Common Vs. Preference Shares
Common, or ordinary, shares of stock are what most people think about when they look at the stock market. The majority of the buying and selling of stock involves common shares. Common stockholders have an ownership stake in the issuing company commensurate with the amount of stock they own.
If a single shareholder owns 1,000 of the total 5,000 shares outstanding, then they own 20% of the company. This also means that common shareholders have voting rights and get to participate in large business decisions, such as the election of board members.
Preference shares are a slightly different matter, because they share some characteristics of common shares and bonds. Though preferred shareholders also have an ownership stake in the issuing company, they generally do not have voting rights. However, preferred shareholders do have a higher claim on company assets in the event of bankruptcy than common shareholders.

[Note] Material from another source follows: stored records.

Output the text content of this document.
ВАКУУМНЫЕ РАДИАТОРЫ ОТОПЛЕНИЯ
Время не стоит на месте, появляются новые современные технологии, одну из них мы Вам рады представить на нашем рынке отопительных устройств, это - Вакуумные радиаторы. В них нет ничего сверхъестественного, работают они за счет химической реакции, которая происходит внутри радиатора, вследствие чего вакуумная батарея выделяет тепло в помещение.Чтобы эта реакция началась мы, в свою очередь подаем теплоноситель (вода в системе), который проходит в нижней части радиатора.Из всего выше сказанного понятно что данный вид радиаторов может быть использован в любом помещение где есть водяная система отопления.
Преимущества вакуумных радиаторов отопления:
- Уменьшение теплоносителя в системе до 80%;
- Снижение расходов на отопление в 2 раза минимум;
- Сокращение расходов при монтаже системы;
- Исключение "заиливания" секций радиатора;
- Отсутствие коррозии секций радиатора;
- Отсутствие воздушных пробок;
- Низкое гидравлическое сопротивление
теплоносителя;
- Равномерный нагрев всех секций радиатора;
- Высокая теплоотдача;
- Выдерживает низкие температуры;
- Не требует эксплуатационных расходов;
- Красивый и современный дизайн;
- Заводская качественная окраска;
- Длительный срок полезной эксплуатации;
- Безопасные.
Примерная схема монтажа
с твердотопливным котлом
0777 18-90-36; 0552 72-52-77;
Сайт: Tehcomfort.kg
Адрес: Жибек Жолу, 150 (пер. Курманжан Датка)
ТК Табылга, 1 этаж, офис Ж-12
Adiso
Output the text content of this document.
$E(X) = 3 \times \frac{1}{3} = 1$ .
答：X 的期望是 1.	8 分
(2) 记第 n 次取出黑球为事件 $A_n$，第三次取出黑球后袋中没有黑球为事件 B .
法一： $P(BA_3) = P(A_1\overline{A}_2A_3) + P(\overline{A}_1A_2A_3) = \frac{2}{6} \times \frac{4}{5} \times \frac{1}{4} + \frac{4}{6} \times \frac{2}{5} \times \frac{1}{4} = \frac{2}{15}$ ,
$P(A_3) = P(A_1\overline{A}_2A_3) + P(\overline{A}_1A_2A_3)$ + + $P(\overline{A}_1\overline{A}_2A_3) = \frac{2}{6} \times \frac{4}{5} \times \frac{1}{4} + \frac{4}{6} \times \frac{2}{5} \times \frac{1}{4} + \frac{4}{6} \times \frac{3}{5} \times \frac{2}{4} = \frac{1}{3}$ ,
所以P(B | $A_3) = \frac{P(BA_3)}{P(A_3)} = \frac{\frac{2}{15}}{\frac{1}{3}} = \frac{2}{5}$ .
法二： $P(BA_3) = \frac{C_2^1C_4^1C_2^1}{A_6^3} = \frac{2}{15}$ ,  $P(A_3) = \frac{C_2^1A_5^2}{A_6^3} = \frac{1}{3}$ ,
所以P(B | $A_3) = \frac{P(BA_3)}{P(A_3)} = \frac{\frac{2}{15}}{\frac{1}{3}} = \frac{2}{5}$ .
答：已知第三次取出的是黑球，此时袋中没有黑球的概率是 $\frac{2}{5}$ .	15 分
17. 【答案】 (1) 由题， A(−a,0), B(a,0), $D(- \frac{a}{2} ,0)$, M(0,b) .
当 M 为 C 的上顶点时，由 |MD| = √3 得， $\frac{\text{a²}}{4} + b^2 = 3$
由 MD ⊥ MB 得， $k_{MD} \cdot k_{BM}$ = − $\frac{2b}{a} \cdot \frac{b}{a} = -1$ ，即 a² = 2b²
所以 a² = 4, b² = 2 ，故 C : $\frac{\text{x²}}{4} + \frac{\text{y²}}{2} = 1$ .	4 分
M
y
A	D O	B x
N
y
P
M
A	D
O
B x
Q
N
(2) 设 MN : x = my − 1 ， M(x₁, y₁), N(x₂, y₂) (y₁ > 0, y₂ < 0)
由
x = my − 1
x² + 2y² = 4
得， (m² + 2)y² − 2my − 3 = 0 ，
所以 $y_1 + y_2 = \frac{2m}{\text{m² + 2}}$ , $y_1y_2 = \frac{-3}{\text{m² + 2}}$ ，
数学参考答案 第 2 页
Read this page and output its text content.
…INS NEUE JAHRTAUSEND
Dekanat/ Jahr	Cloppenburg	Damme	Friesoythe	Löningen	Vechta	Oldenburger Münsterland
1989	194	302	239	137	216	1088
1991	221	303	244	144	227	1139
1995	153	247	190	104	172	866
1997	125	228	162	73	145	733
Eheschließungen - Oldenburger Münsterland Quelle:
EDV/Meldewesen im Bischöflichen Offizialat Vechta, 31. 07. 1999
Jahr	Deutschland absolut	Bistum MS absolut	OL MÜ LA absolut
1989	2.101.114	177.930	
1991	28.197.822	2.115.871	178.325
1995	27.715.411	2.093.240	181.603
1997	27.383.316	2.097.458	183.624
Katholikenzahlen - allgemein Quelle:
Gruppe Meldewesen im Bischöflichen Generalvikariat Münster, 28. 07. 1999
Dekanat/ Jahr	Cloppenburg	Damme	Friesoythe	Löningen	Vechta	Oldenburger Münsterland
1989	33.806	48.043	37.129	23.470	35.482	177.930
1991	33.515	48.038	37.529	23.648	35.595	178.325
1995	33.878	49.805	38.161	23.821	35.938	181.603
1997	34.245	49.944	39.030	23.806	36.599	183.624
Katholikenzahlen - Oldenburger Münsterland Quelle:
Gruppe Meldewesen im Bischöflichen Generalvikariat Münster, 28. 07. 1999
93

Preference shares tend to be more expensive than common shares, primarily because of the dividend benefits of ownership. Like bonds, preference shares carry fixed dividend rates, making them particularly appealing to more risk-averse investors.
Though both types of shares can pay dividends, only certain types of preference shares are guaranteed to pay fixed amounts each year. Of course, if the company falls on hard times, its board of directors can elect to suspend dividend payments. However, any dividends that are due to preferred shareholders must be paid prior to the issuance of any common dividends. Overdue dividends are called dividends in arrears.
Assume that company ABC has 5 million ordinary shares and 1 million preference shares outstanding. The company pays dividends to common shareholders every other year, but preferred shareholders are guaranteed a $3 dividend per share. At a minimum, ABC must pay out $3 million in dividends each year.
Due to a failing economy and some legal issues with one of its directors, ABC's profits take a huge dive, leaving it with just enough to pay the bills. The board elects to suspend dividend payments until revenues pick up. However, three years later, ABC is still floundering. At the end of these three years, ABC owes preferred shareholders $9 million in unpaid dividends.
With the launch of a revolutionary new product, ABC finally sees its profits pick up. However, due to the strain of operating with so little income for so long, ABC is still unable to pay preferred dividends, as there are more pressing financial obligations to attend to.
Five full years after its near collapse, ABC is more profitable than ever thanks to some much-needed corporate restructuring. To thank its stalwart investors, ABC pays the $15 million in dividend arrears owed to preferred shareholders and issues a $2 dividend to common shareholders as well.
The Fine Print
In general, preference shares are assumed to carry a guaranteed dividend that can accrue over time if left unpaid, as in the example above. However, only cumulative dividends carry this benefit. Companies have the option of issuing non-cumulative dividends, meaning that shareholders do not have a claim on any dividends left unpaid due to a drop in profits. Luckily, these types of dividends are far less common.
Though companies want to reward shareholders for investment, they are not generally in the business of giving away more money than they have to. Some companies seek to limit their liability by issuing callable shares. This type of preference share can be repurchased by the company, at its discretion, for a predetermined price on a given date. Preference share dividends are, like bond coupon rates, largely influenced by prevailing national interest rates set by the Fed. Companies that issue callable shares can elect to repurchase existing preference shares and reissue them with a lower dividend rate when interest rates fall.